On Saturday alone, at least 40 civilians died "in bombardment and shooting on the town of Latamna," in Hama province, said the Britain-based Syrian Observatory for Human Rights.
Five civilians were killed in Tibet al-Imam, also in Hama, while another 18 died in the neighbouring province of Homs, where Rastan town was bombed, 22 in Idlib to the northwest and one in Aleppo in the north.
Sixteen rebels and 26 members of the security forces were also reported killed nationwide.
Annan had warned of "alarming" casualties as the Syrian government's year-long crackdown on dissent -- which the United Nations says has killed more than 9,000 people -- showed no signs of abating.

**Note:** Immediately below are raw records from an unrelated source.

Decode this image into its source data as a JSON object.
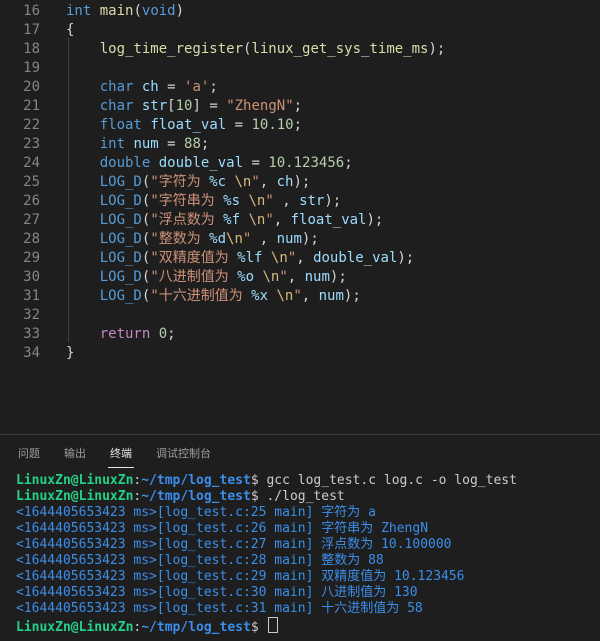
{
  "editor": {
    "lines": [
      {
        "n": "16",
        "t": [
          [
            "kw",
            "int"
          ],
          [
            "pun",
            " "
          ],
          [
            "fn",
            "main"
          ],
          [
            "pun",
            "("
          ],
          [
            "kw",
            "void"
          ],
          [
            "pun",
            ")"
          ]
        ]
      },
      {
        "n": "17",
        "t": [
          [
            "pun",
            "{"
          ]
        ]
      },
      {
        "n": "18",
        "t": [
          [
            "pun",
            "    "
          ],
          [
            "fn",
            "log_time_register"
          ],
          [
            "pun",
            "("
          ],
          [
            "fn",
            "linux_get_sys_time_ms"
          ],
          [
            "pun",
            ");"
          ]
        ]
      },
      {
        "n": "19",
        "t": []
      },
      {
        "n": "20",
        "t": [
          [
            "pun",
            "    "
          ],
          [
            "kw",
            "char"
          ],
          [
            "pun",
            " "
          ],
          [
            "var",
            "ch"
          ],
          [
            "pun",
            " = "
          ],
          [
            "str",
            "'a'"
          ],
          [
            "pun",
            ";"
          ]
        ]
      },
      {
        "n": "21",
        "t": [
          [
            "pun",
            "    "
          ],
          [
            "kw",
            "char"
          ],
          [
            "pun",
            " "
          ],
          [
            "var",
            "str"
          ],
          [
            "pun",
            "["
          ],
          [
            "num",
            "10"
          ],
          [
            "pun",
            "] = "
          ],
          [
            "str",
            "\"ZhengN\""
          ],
          [
            "pun",
            ";"
          ]
        ]
      },
      {
        "n": "22",
        "t": [
          [
            "pun",
            "    "
          ],
          [
            "kw",
            "float"
          ],
          [
            "pun",
            " "
          ],
          [
            "var",
            "float_val"
          ],
          [
            "pun",
            " = "
          ],
          [
            "num",
            "10.10"
          ],
          [
            "pun",
            ";"
          ]
        ]
      },
      {
        "n": "23",
        "t": [
          [
            "pun",
            "    "
          ],
          [
            "kw",
            "int"
          ],
          [
            "pun",
            " "
          ],
          [
            "var",
            "num"
          ],
          [
            "pun",
            " = "
          ],
          [
            "num",
            "88"
          ],
          [
            "pun",
            ";"
          ]
        ]
      },
      {
        "n": "24",
        "t": [
          [
            "pun",
            "    "
          ],
          [
            "kw",
            "double"
          ],
          [
            "pun",
            " "
          ],
          [
            "var",
            "double_val"
          ],
          [
            "pun",
            " = "
          ],
          [
            "num",
            "10.123456"
          ],
          [
            "pun",
            ";"
          ]
        ]
      },
      {
        "n": "25",
        "t": [
          [
            "pun",
            "    "
          ],
          [
            "kw",
            "LOG_D"
          ],
          [
            "pun",
            "("
          ],
          [
            "str",
            "\"字符为 "
          ],
          [
            "var",
            "%c"
          ],
          [
            "pun",
            " "
          ],
          [
            "esc",
            "\\n"
          ],
          [
            "str",
            "\""
          ],
          [
            "pun",
            ", "
          ],
          [
            "var",
            "ch"
          ],
          [
            "pun",
            ");"
          ]
        ]
      },
      {
        "n": "26",
        "t": [
          [
            "pun",
            "    "
          ],
          [
            "kw",
            "LOG_D"
          ],
          [
            "pun",
            "("
          ],
          [
            "str",
            "\"字符串为 "
          ],
          [
            "var",
            "%s"
          ],
          [
            "pun",
            " "
          ],
          [
            "esc",
            "\\n"
          ],
          [
            "str",
            "\""
          ],
          [
            "pun",
            " , "
          ],
          [
            "var",
            "str"
          ],
          [
            "pun",
            ");"
          ]
        ]
      },
      {
        "n": "27",
        "t": [
          [
            "pun",
            "    "
          ],
          [
            "kw",
            "LOG_D"
          ],
          [
            "pun",
            "("
          ],
          [
            "str",
            "\"浮点数为 "
          ],
          [
            "var",
            "%f"
          ],
          [
            "pun",
            " "
          ],
          [
            "esc",
            "\\n"
          ],
          [
            "str",
            "\""
          ],
          [
            "pun",
            ", "
          ],
          [
            "var",
            "float_val"
          ],
          [
            "pun",
            ");"
          ]
        ]
      },
      {
        "n": "28",
        "t": [
          [
            "pun",
            "    "
          ],
          [
            "kw",
            "LOG_D"
          ],
          [
            "pun",
            "("
          ],
          [
            "str",
            "\"整数为 "
          ],
          [
            "var",
            "%d"
          ],
          [
            "esc",
            "\\n"
          ],
          [
            "str",
            "\""
          ],
          [
            "pun",
            " , "
          ],
          [
            "var",
            "num"
          ],
          [
            "pun",
            ");"
          ]
        ]
      },
      {
        "n": "29",
        "t": [
          [
            "pun",
            "    "
          ],
          [
            "kw",
            "LOG_D"
          ],
          [
            "pun",
            "("
          ],
          [
            "str",
            "\"双精度值为 "
          ],
          [
            "var",
            "%lf"
          ],
          [
            "pun",
            " "
          ],
          [
            "esc",
            "\\n"
          ],
          [
            "str",
            "\""
          ],
          [
            "pun",
            ", "
          ],
          [
            "var",
            "double_val"
          ],
          [
            "pun",
            ");"
          ]
        ]
      },
      {
        "n": "30",
        "t": [
          [
            "pun",
            "    "
          ],
          [
            "kw",
            "LOG_D"
          ],
          [
            "pun",
            "("
          ],
          [
            "str",
            "\"八进制值为 "
          ],
          [
            "var",
            "%o"
          ],
          [
            "pun",
            " "
          ],
          [
            "esc",
            "\\n"
          ],
          [
            "str",
            "\""
          ],
          [
            "pun",
            ", "
          ],
          [
            "var",
            "num"
          ],
          [
            "pun",
            ");"
          ]
        ]
      },
      {
        "n": "31",
        "t": [
          [
            "pun",
            "    "
          ],
          [
            "kw",
            "LOG_D"
          ],
          [
            "pun",
            "("
          ],
          [
            "str",
            "\"十六进制值为 "
          ],
          [
            "var",
            "%x"
          ],
          [
            "pun",
            " "
          ],
          [
            "esc",
            "\\n"
          ],
          [
            "str",
            "\""
          ],
          [
            "pun",
            ", "
          ],
          [
            "var",
            "num"
          ],
          [
            "pun",
            ");"
          ]
        ]
      },
      {
        "n": "32",
        "t": []
      },
      {
        "n": "33",
        "t": [
          [
            "pun",
            "    "
          ],
          [
            "kw2",
            "return"
          ],
          [
            "pun",
            " "
          ],
          [
            "num",
            "0"
          ],
          [
            "pun",
            ";"
          ]
        ]
      },
      {
        "n": "34",
        "t": [
          [
            "pun",
            "}"
          ]
        ]
      }
    ]
  },
  "panel": {
    "tabs": [
      {
        "label": "问题",
        "active": false
      },
      {
        "label": "输出",
        "active": false
      },
      {
        "label": "终端",
        "active": true
      },
      {
        "label": "调试控制台",
        "active": false
      }
    ]
  },
  "terminal": {
    "lines": [
      {
        "kind": "prompt",
        "user": "LinuxZn@LinuxZn",
        "sep": ":",
        "path": "~/tmp/log_test",
        "sym": "$",
        "cmd": " gcc log_test.c log.c -o log_test"
      },
      {
        "kind": "prompt",
        "user": "LinuxZn@LinuxZn",
        "sep": ":",
        "path": "~/tmp/log_test",
        "sym": "$",
        "cmd": " ./log_test"
      },
      {
        "kind": "log",
        "text": "<1644405653423 ms>[log_test.c:25 main] 字符为 a"
      },
      {
        "kind": "log",
        "text": "<1644405653423 ms>[log_test.c:26 main] 字符串为 ZhengN"
      },
      {
        "kind": "log",
        "text": "<1644405653423 ms>[log_test.c:27 main] 浮点数为 10.100000"
      },
      {
        "kind": "log",
        "text": "<1644405653423 ms>[log_test.c:28 main] 整数为 88"
      },
      {
        "kind": "log",
        "text": "<1644405653423 ms>[log_test.c:29 main] 双精度值为 10.123456"
      },
      {
        "kind": "log",
        "text": "<1644405653423 ms>[log_test.c:30 main] 八进制值为 130"
      },
      {
        "kind": "log",
        "text": "<1644405653423 ms>[log_test.c:31 main] 十六进制值为 58"
      },
      {
        "kind": "prompt",
        "user": "LinuxZn@LinuxZn",
        "sep": ":",
        "path": "~/tmp/log_test",
        "sym": "$",
        "cmd": " ",
        "cursor": true
      }
    ]
  }
}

Monitors put the number of dead at more than 10,000.
Sunday's SNC statement said that both it and the rebel Free Syrian Army, "have announced their cooperation with the Annan plan and international efforts to halt the bloodshed and launch a political way to transfer power from the hands of Assad and his clan to the Syrian people."
Ban said on Friday that the increased attacks by Assad's forces on cities "violate" a UN Security Council statement demanding an end to hostilities by Tuesday's deadline.
He indicated that he believes Assad's government is using the deadline to pull troops and heavy weapons away from cities as "an excuse" to step up the killing.
Ban "deplores the assault by the Syrian authorities against innocent civilians, including women and children, despite the commitments by the government of Syria to cease all use of heavy weapons in population centres," said his spokesman Martin Nesirky.
"The April 10 timeline to fulfill the government's implementation of its commitments, as endorsed by the Security Council, is not an excuse for continued killing," Ban added.
The Security Council on Thursday formally endorsed the April 10 deadline, with both Russia and China, which vetoed two previous Security Council resolutions on Syria, signing up to the new demands.
Foreign Minister Walid Muallem is scheduled to travel to ally Moscow on Monday for talks on the crisis.